To be more sure about the output, we create another clusters, but without assuming k number at the begining. We use hierarchical clustering algorithms agnes() and diana(). Agnes() works in a bottom-up manner. Diana() works in a top-down manner, so it is some kind of reversed AGNES.
DIANA is commonly used for division into big clusters method, and AGNES more often for division into small clusters. We are considering big clusters, so i will use DIANA algorithm.
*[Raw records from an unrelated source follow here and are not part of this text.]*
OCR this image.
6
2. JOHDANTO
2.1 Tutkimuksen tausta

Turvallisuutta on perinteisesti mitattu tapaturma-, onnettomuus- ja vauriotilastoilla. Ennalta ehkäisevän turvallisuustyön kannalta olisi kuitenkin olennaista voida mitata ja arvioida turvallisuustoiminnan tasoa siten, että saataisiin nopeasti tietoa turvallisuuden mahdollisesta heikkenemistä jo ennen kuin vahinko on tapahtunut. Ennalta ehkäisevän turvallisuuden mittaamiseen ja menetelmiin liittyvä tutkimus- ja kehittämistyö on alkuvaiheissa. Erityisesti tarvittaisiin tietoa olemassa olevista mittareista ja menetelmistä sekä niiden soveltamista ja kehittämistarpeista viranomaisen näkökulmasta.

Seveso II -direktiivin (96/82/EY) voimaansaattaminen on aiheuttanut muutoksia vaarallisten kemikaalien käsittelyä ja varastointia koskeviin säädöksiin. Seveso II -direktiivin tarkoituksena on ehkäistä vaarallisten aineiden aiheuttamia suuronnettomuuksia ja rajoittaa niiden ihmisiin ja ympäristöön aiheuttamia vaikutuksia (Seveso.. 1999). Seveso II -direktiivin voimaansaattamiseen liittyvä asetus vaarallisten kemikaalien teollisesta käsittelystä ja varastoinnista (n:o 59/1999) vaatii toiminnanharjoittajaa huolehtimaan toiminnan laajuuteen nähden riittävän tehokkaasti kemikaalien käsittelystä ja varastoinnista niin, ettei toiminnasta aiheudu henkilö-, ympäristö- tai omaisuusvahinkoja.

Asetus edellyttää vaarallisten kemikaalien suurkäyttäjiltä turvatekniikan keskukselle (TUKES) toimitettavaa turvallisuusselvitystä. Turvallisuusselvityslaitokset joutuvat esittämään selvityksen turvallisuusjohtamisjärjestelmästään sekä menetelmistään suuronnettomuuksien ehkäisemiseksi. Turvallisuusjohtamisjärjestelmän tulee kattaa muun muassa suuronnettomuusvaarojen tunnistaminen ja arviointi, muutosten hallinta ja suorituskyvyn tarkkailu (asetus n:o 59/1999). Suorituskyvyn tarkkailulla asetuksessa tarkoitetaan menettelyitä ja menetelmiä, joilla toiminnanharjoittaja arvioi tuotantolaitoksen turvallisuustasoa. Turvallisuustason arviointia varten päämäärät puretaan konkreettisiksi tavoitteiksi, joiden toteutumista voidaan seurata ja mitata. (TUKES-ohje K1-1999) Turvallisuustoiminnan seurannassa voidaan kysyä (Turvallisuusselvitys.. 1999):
coffee_clst_agnes <- agnes(coffee_kcal_protein) #agnes
coffee_clst_diana <- diana(coffee_kcal_protein) #diana
pltree(coffee_clst_diana,cex =0.01,hang = -1, main = "Dendrogram of diana") #plotting
Now we can cut the tree into 2, 3 or 4 clusters. We can clearly see that there are 2 or 4 big nodes. Considering the business value that diverse clusters can create, I choose 4 as k number.
We use cutree() to divide the data into clusters:
sub_coffee_clst_diana <- cutree(coffee_clst_diana, k = 4)
table(sub_coffee_clst_diana)
## sub_coffee_clst_diana
## 1 2 3 4
## 590 282 122 23
Plot of 4 new clusters:
fviz_cluster(list(data=coffee_kcal_protein,cluster=sub_coffee_clst_diana),geom = "point",ellipse.alpha = 0.3)
We can also try to estimate the k number using elbow and silhouette mathods. Fviz_gap_stat() is also working considering DIANA clustering.
fviz_nbclust(coffee_kcal_protein, FUN = hcut, method = "wss")
fviz_nbclust(coffee_kcal_protein, FUN = hcut, method = "silhouette")
gap_stat <- clusGap(coffee_kcal_protein, FUN = hcut, nstart = 25, K.max = 10, B = 50)
fviz_gap_stat(gap_stat)
Many methods shows the 2 as the best k number, but it would have probably less business value.